Ketegangan itu setidaknya nampak dari tuntutan warga yang dituangkan dalam
potongan bahan plastik bekas karung beras di sepanjang jalan desa.
Pesan
yang ditulis di antaranya berbunyi begini: "Ojo Dipager Tanduri Cikar
Bae", "Tanah Belum Jelas Stop Pagar !!" dan beberapa tulisan
lainnya, menemani perjalanan menuju lokasi pemagaran.
"Ini
sisa kemarin saat aksi warga yang menolak aksi pemagaran tanah di (desa)
Tlogodepok. Tadinya, semua tulisan ini ada di sepanjang jalan raya depan,"
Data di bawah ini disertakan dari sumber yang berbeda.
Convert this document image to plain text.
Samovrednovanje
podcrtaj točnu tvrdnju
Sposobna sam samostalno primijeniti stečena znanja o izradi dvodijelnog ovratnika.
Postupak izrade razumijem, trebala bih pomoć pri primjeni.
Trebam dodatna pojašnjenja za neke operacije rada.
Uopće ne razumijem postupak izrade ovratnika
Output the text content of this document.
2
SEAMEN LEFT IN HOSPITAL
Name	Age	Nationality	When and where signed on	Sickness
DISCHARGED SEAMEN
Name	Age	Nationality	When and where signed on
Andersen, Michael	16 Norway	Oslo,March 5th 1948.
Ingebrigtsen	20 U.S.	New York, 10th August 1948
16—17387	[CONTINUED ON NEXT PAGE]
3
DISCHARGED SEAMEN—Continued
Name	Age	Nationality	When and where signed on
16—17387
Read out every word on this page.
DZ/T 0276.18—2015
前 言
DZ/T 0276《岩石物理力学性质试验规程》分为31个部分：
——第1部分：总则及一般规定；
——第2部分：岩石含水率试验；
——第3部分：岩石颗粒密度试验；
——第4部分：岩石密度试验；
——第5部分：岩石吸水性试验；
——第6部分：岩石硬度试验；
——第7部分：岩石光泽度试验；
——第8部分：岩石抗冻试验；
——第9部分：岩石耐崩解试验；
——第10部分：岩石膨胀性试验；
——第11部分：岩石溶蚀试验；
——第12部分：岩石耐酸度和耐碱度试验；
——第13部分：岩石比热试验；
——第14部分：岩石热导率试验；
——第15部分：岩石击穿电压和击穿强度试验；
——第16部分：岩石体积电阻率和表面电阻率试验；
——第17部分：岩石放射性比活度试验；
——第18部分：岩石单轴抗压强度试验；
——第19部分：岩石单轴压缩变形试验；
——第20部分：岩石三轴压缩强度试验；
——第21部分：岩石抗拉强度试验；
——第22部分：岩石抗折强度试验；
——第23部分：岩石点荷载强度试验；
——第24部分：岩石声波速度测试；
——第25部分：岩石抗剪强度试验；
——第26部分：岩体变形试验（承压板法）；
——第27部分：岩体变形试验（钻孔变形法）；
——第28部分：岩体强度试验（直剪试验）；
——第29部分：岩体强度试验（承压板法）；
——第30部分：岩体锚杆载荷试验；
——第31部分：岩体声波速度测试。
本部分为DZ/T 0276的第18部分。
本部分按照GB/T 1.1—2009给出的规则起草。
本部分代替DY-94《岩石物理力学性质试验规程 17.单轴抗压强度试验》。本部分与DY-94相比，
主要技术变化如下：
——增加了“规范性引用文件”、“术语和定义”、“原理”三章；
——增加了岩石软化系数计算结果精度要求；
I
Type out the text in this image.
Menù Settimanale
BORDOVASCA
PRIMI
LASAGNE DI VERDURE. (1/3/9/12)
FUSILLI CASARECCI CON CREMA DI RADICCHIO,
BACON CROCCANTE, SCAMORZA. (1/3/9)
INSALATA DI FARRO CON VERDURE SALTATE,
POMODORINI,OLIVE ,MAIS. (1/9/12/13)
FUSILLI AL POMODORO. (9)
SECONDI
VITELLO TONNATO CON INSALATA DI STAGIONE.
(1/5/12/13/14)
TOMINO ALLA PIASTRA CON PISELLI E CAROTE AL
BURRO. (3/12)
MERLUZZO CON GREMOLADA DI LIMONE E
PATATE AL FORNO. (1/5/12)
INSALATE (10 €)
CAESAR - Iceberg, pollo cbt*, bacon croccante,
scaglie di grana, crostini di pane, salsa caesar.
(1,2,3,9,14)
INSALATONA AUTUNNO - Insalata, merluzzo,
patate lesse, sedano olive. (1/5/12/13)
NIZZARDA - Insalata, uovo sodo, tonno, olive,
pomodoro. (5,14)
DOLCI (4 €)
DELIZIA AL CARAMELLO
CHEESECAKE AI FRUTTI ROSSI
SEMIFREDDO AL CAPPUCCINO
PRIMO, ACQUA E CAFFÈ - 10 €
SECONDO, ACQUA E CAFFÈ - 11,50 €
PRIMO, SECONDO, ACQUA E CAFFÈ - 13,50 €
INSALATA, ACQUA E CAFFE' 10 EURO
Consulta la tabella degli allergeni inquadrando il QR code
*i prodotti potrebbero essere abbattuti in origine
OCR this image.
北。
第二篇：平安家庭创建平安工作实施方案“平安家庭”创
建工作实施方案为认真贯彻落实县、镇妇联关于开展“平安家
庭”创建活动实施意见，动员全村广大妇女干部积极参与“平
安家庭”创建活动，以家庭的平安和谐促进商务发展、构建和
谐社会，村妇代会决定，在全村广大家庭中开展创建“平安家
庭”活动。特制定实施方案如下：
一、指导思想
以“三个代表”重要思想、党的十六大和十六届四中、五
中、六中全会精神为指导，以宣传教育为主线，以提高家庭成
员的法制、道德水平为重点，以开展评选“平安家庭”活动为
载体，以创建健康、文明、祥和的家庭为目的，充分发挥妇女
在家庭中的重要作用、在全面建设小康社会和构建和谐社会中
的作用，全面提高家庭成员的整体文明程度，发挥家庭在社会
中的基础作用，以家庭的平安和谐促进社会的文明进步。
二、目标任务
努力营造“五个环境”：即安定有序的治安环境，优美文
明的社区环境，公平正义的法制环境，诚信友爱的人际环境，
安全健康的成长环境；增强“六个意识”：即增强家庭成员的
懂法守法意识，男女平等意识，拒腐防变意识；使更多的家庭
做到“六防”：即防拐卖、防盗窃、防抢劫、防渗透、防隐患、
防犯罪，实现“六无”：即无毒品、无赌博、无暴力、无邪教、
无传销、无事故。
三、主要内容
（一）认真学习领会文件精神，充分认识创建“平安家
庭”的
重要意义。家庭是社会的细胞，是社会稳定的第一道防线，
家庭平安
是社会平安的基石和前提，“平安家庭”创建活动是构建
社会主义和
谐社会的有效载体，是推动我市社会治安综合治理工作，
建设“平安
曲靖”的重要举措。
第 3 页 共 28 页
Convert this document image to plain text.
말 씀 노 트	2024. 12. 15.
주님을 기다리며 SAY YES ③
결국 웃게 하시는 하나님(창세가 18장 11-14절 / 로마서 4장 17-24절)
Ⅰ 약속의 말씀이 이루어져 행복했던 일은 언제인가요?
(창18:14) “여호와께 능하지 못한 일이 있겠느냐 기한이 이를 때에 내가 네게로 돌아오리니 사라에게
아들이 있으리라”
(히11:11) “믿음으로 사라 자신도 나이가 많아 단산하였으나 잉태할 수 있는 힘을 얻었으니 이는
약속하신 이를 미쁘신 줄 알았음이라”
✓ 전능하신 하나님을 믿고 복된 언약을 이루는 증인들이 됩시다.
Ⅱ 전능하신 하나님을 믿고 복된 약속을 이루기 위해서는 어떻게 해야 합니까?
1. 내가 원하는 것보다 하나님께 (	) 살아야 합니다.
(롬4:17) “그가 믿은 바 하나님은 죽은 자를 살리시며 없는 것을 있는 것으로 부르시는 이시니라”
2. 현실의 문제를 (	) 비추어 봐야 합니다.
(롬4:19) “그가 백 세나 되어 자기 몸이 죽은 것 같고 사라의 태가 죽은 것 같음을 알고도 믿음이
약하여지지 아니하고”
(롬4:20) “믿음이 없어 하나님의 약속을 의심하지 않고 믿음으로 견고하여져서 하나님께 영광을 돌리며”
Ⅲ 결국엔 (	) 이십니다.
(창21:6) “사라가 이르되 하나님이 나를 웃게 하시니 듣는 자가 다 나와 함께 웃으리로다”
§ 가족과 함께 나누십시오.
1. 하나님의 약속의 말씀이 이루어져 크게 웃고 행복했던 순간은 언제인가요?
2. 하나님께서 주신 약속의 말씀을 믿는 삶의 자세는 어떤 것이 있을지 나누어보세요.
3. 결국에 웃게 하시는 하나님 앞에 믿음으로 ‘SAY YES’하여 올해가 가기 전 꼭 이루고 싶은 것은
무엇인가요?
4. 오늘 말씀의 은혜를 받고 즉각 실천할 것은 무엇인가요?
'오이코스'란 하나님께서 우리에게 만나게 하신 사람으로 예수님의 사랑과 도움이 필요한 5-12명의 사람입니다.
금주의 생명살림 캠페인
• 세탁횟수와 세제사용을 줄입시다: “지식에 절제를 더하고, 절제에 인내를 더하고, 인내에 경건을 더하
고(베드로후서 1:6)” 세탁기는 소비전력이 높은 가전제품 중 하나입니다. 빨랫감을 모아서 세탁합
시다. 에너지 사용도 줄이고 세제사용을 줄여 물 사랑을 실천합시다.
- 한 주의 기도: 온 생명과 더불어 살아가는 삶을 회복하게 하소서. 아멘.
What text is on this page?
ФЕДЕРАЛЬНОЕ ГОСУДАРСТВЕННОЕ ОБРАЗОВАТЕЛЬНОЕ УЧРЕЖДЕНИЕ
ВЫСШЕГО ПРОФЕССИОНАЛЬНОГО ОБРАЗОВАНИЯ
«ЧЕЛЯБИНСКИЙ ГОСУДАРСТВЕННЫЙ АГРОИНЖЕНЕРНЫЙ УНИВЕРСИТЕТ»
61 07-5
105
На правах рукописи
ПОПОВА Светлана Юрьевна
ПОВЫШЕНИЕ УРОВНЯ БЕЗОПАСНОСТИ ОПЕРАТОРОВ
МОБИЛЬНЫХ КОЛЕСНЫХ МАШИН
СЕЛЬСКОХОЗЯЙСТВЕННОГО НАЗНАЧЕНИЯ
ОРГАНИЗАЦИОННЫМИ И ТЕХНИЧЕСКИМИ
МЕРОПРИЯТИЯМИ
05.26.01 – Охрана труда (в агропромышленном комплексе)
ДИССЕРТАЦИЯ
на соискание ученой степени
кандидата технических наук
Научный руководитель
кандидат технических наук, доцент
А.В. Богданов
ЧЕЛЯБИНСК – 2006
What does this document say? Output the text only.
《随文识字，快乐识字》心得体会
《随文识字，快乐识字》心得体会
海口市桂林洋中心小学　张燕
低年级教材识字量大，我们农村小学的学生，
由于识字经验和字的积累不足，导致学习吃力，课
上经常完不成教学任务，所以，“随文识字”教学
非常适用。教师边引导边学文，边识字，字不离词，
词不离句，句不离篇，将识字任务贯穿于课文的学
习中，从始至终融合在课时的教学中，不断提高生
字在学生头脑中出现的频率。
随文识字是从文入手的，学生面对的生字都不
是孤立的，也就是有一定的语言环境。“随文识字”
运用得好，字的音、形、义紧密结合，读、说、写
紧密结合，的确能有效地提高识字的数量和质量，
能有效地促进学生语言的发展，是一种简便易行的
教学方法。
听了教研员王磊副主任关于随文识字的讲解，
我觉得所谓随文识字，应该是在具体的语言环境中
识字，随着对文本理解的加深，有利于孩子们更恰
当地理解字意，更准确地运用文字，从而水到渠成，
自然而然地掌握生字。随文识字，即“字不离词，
ujar Ketua Organisasi Tlogo Wira Putra, Slamet Riyadi.
Namun,
spanduk yang dipasang setelah aksi pada Kamis 7 November silam tersebut
diturunkan beberapa orang yang pro-pemagaran.
"Setelah
aksi tersebut spanduk diturunkan, dan kami pasang di jalan-jalan desa. Kami
sebenarnya tidak ingin ada bentrok antarwarga sendiri. Karena pada dasarnya,
kami memiliki hubungan saudara juga," ujarnya saat ditemui di rumahnya,
beberapa waktu lalu.
Keresahan
Slamet juga diungkapkan warga desa lainnya, Muhammad Sahwi (46) yang mengaku
tidak senang dengan adanya pemagaran sepihak. Selama ini, Sahwi tidak
mengetahui adanya sosialisasi pemagaran sejak semula.
"Saya
nggak pernah diberikan sosialisasi. Tahu-tahu sudah dibangun saja. Kalau
seperti ini, saya yang punya pohon di sebelah selatan menjadi susah, tidak
seperti dulu," ujarnya.
Menurutnya,
selama ini memang tanah pertanian yang digarapnya bersama petani dan penderes
lainnya kerap menjadi tempat latihan TNI. Dia mengatakan, selama ini, kerap
bingung kalau ada latihan perang.
"Kalau
ada latihan perang, kami harus cepat-cepat ke kebun. Kalau biasanya jalan dari
rumah jam 8-9 pagi, saat dipakai latihan kami harus datang sekitar pukul 7 pagi
atau bisa lebih pagi lagi," ujarnya.
Selama
latihan perang, petani praktis tidak bisa memasuki kawasan pertanian yang
digarapnya. Latihan perang yang dilaksanakan didekat permukiman warga tersebut,
jelas Slamet juga menyebabkan warga terganggu.
"Kadang
kaca rumah sampai bergetar, bahkan suara senjata berat sampai malam hari,"
ujarnya.
Slamet
menambahkan, saat ini kondisi masyarakat tidak bisa tenang hidup di desa
berpenduduk 850 kepala keluarga. Dia meyakini, konflik antarwarga akan
meruncing pada suatu saat.
"Beberapa
waktu lalu saja ada konvoi yang dilakukan preman, masa tandingan warga. Kalau
sudah seperti ini, kami sudah tidak bisa hidup tenang karena perpecahan
ini," jelasnya.
Koordinator
Urut Sewu Bersatu, Widodo Sunu Nugroho mengatakan, selama ini warga yang berada
di 15 desa kawasan Urut Sewu masih terus memperjuangkan hak atas tanah yang
dahulu diklaim milik TNI.
"Kami
meyakini, tanah yang saat ini dipakai untuk latihan perang adalah milik warga.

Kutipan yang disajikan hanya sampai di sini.